Is it because no one knows what they want? Is it because that no one says what they want? Well if it is the former, I will exalt from Jack’s Desolation Mountain what my heart desires. I will speak truth to all those sad souls who wander in the expansive landscape, looking at their feet, with tired eyes and tireder spirits, what I mean to achieve, what I desire to find, and if this world decides to stop being so stupidly sad, what I may find one day amongst all these fallen angels who through some inane excuse can’t see their own wings. I will speak truth to the power, trying to find one other Desolation Angel to fly above the utter stagnation of wasted emotions and dried jissom.
I am tired of the chase. My heart is beating far too fast, my lungs grasping for too much air, my legs too tired, and my vision too clouded from searching for a simpler world where love, attraction, truth and earnestness all collided into lights that can challenge their northern iridescent brethren.
I want a girl as awkward as I. A girl who doesn't know what to say when. Whose foot is constantly in her mouth. One whose sweet true words fall upon deaf ears, ringing from mountain to mountain, a forgotten echo. I want a girl who doesn't make her attraction fatal. I want a girl who cannot make men swoon with a swing of her hips or the batting of her eyelashes. I want someone who acts purely from insanity. Who speaks too loudly. Who blinks too frequently. Who does not try hard enough to find the right word. Who is lost as I in the current posturing that dominates the landscape of love. Who doesnt believe that love and war are the same. Who can know that I AM WEAK. Who knows that my life tries to be too fast, too serious, and can make me stop and enjoy. Who can create a world out of a second, and can make a second out of eternity. I want her.
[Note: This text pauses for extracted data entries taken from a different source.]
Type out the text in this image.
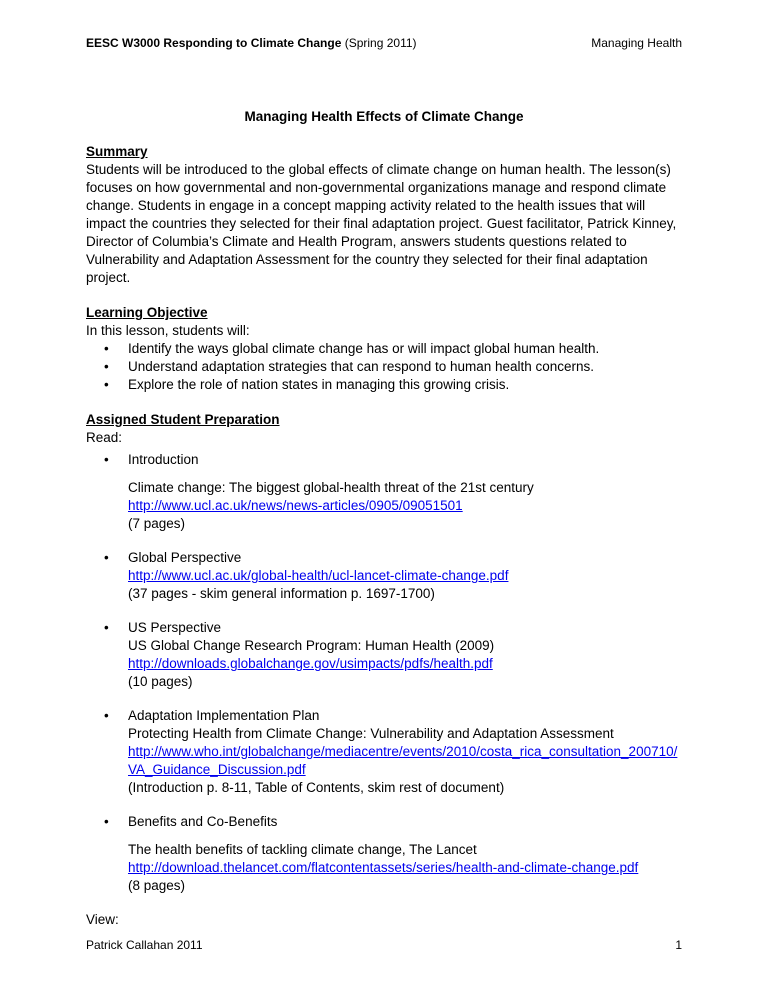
EESC W3000 Responding to Climate Change (Spring 2011)	Managing Health

Managing Health Effects of Climate Change

Summary

Students will be introduced to the global effects of climate change on human health. The lesson(s) focuses on how governmental and non-governmental organizations manage and respond climate change. Students in engage in a concept mapping activity related to the health issues that will impact the countries they selected for their final adaptation project. Guest facilitator, Patrick Kinney, Director of Columbia’s Climate and Health Program, answers students questions related to Vulnerability and Adaptation Assessment for the country they selected for their final adaptation project.

Learning Objective

In this lesson, students will:

• Identify the ways global climate change has or will impact global human health.
• Understand adaptation strategies that can respond to human health concerns.
• Explore the role of nation states in managing this growing crisis.
Assigned Student Preparation

Read:

• Introduction
Climate change: The biggest global-health threat of the 21st century
http://www.ucl.ac.uk/news/news-articles/0905/09051501
(7 pages)
• Global Perspective
http://www.ucl.ac.uk/global-health/ucl-lancet-climate-change.pdf
(37 pages - skim general information p. 1697-1700)
• US Perspective
US Global Change Research Program: Human Health (2009)
http://downloads.globalchange.gov/usimpacts/pdfs/health.pdf
(10 pages)
• Adaptation Implementation Plan
Protecting Health from Climate Change: Vulnerability and Adaptation Assessment
http://www.who.int/globalchange/mediacentre/events/2010/costa_rica_consultation_200710/VA_Guidance_Discussion.pdf
(Introduction p. 8-11, Table of Contents, skim rest of document)
• Benefits and Co-Benefits
The health benefits of tackling climate change, The Lancet
http://download.thelancet.com/flatcontentassets/series/health-and-climate-change.pdf
(8 pages)

View:

Patrick Callahan 2011	1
Yet, I see all the sad faces. All the fake laughs. All the ludicrousness. And I know that even if I did yell this in the face of every women that passed, they would all be too involved to hear me. The deafness that is imprinted on us. The world is much too pathetic.
Oh! Why does loneliness cut like such a cold knife? Why must the cut go so deep? Why must the blood flow so heavily? Why must the scars be so pink? Why must those who wish to be heard be mute? The battle of the sexes is such a worthless fight! NO ONE CAN WIN. And even if someone did, the world would continue spinning for eternity until the all the exhausted souls were extinguished and nothingness would be counted by lost opportunities and the tears.
I may be just the most pathetic creature on earth. I may just jump from falling star to falling star, trying to find something permanent, but crashing into the earth transforming into an unassuming crater, unnoticeable.
Mankind is a remarkably sadistic creature. Searching for unhappiness in half-promises, and false gods. Seeking aloneness by creating obstacles for others in the search for companionship. Impeding truthfulness through unmeant words, construting defenses for true communication.
This is truly the Importance of Being Earnest. So you can notice everyones wings and rise. Rise to the highest of peaks. Escaping the self-inflicted wounds of loneliness and create something beautiful.